8 août 2011

Les négociations des Directives volontaires se poursuivront en octobre : la société civile devra redoubler d’efforts

Heidelberg - 08/05/2011 - Durant cinq jours intenses, du 11 au 15 juillet, plus de 60 Etats membres et 20 représentants de la société civile, du secteur privé, ainsi que des participants des institutions financières internationales et des observateurs se sont réunis à l’Organisation des Nations Unies pour l’alimentation et l’agriculture (FAO), à Rome. Leur objectif était de revoir, discuter et négocier l’avant-projet de Directives Volontaires sur la gouvernance responsable des régimes fonciers des terres, pêches et forêts lors de la deuxième réunion du Groupe de travail à composition non limitée (OEWG en anglais).

Comme proposé par le président du OEWG, la réunion s’est d’abord concentrée sur des questions controversées telles les réformes foncières, les marchés, les investissements et les concessions, l’harmonisation du langage avec les obligations de droits humains régionales et internationales et le rôle des Etats et des acteurs non étatiques. Ces groupes thématiques ont discuté de ces questions et se sont mis d’accord sur des compromis qui étaient ensuite présentés en séance plénière. La révision du texte global en séance plénière n’a cependant porté que sur la préface et les trois premiers paragraphes.

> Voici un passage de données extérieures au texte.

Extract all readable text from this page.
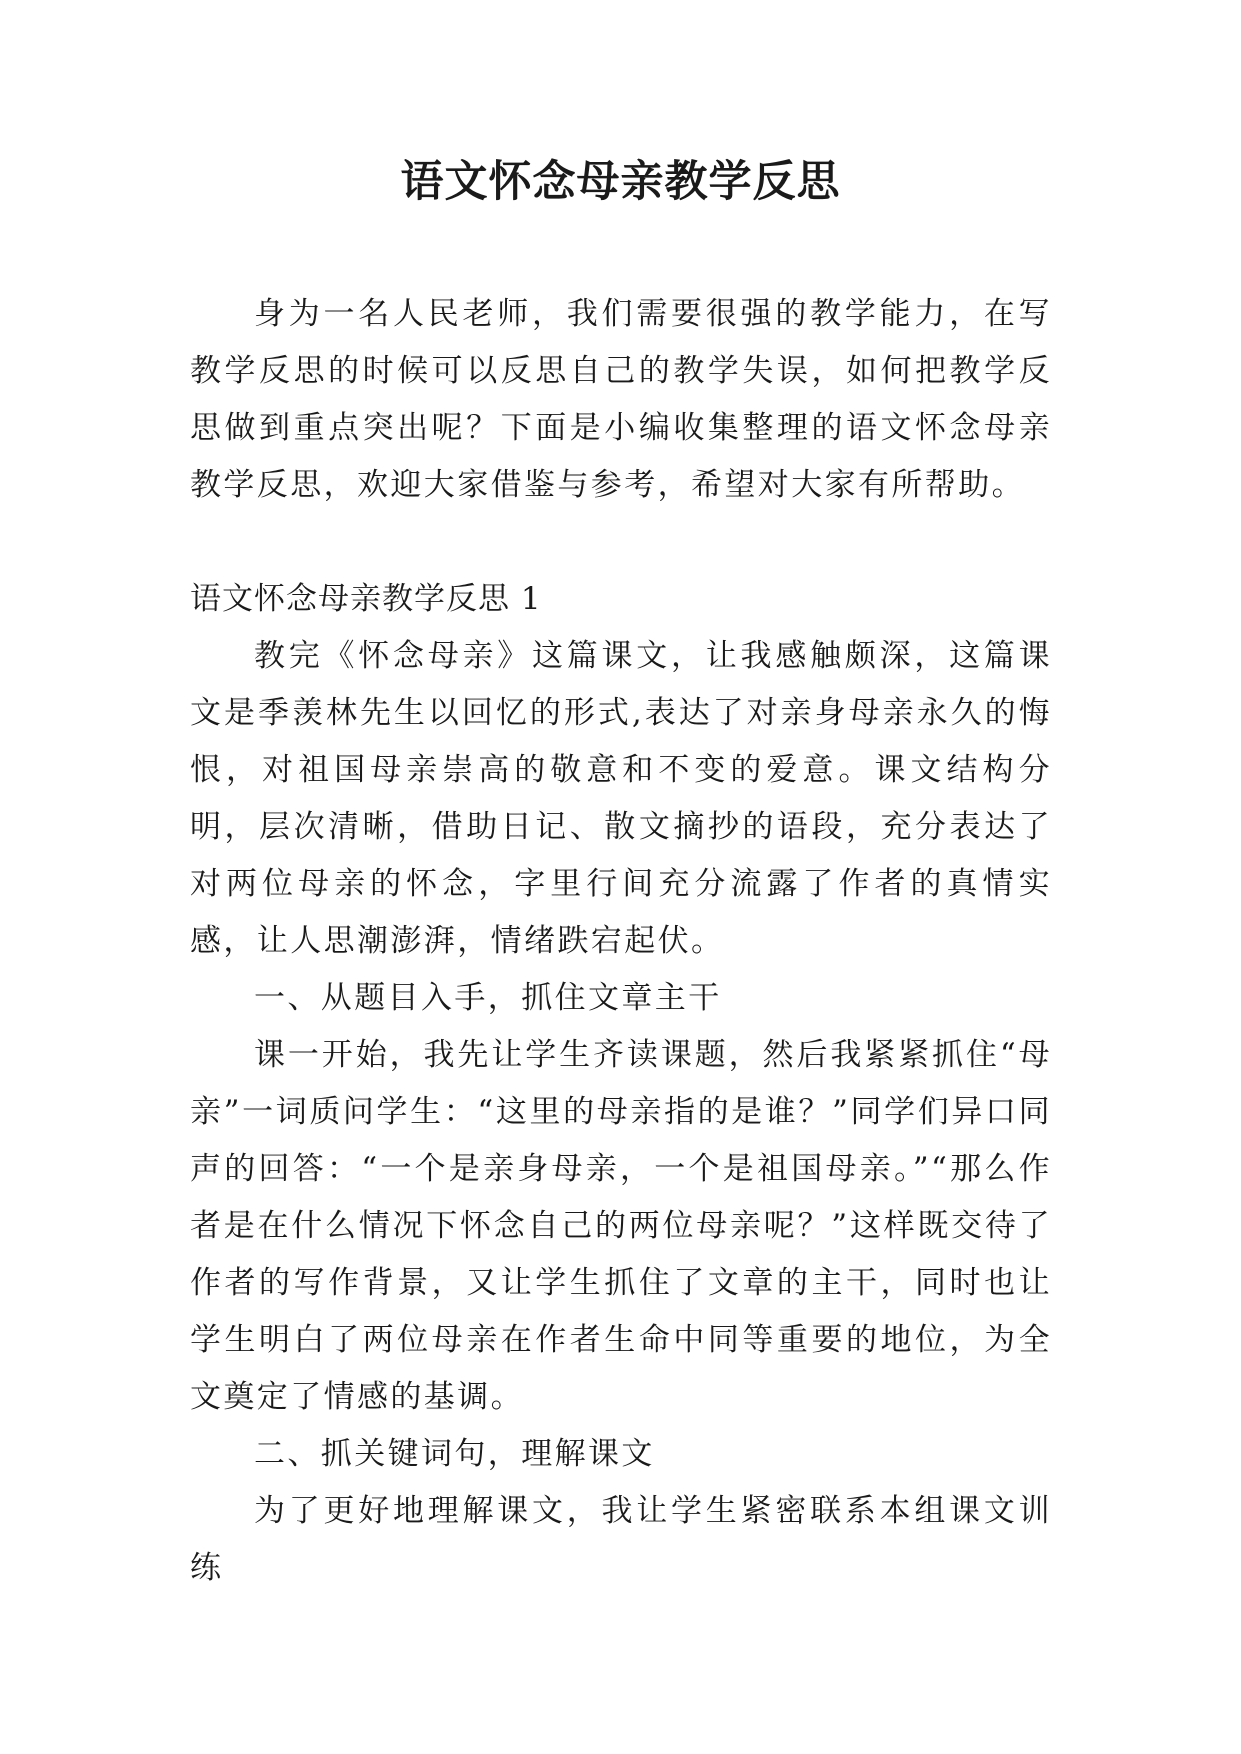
语文怀念母亲教学反思

身为一名人民老师，我们需要很强的教学能力，在写教学反思的时候可以反思自己的教学失误，如何把教学反思做到重点突出呢？下面是小编收集整理的语文怀念母亲教学反思，欢迎大家借鉴与参考，希望对大家有所帮助。

语文怀念母亲教学反思 1

教完《怀念母亲》这篇课文，让我感触颇深，这篇课文是季羡林先生以回忆的形式,表达了对亲身母亲永久的悔恨，对祖国母亲崇高的敬意和不变的爱意。课文结构分明，层次清晰，借助日记、散文摘抄的语段，充分表达了对两位母亲的怀念，字里行间充分流露了作者的真情实感，让人思潮澎湃，情绪跌宕起伏。

一、从题目入手，抓住文章主干

课一开始，我先让学生齐读课题，然后我紧紧抓住“母亲”一词质问学生：“这里的母亲指的是谁？”同学们异口同声的回答：“一个是亲身母亲，一个是祖国母亲。”“那么作者是在什么情况下怀念自己的两位母亲呢？”这样既交待了作者的写作背景，又让学生抓住了文章的主干，同时也让学生明白了两位母亲在作者生命中同等重要的地位，为全文奠定了情感的基调。

二、抓关键词句，理解课文

为了更好地理解课文，我让学生紧密联系本组课文训练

L’évaluation faite par FIAN de cette première phase de négociations intergouvernementales est mitigée. D’une part, il est encourageant de voir que le CSA réformé permet une réelle participation dynamique et effective des différents groupes de la société civile. Ce qui est particulièrement encourageant, vu que les négociations des Directives constituent la première initiative du CSA réformé face à un des problèmes les plus urgents de notre temps : comment sécuriser l’accès à la terre, à la pêche et aux forêts pour les petits producteurs alimentaires, et particulièrement les femmes. Il était également important de voir qu’un certain nombre de pays - comme le Brésil, l’Equateur, l’Egypte, l’Union européenne, la Suisse, la Tanzanie, les Etats-Unis et le Zimbabwe -ainsi que le président du CSA ont fait preuve d’un engagement affiché vis-à-vis de l’adoption des Directives.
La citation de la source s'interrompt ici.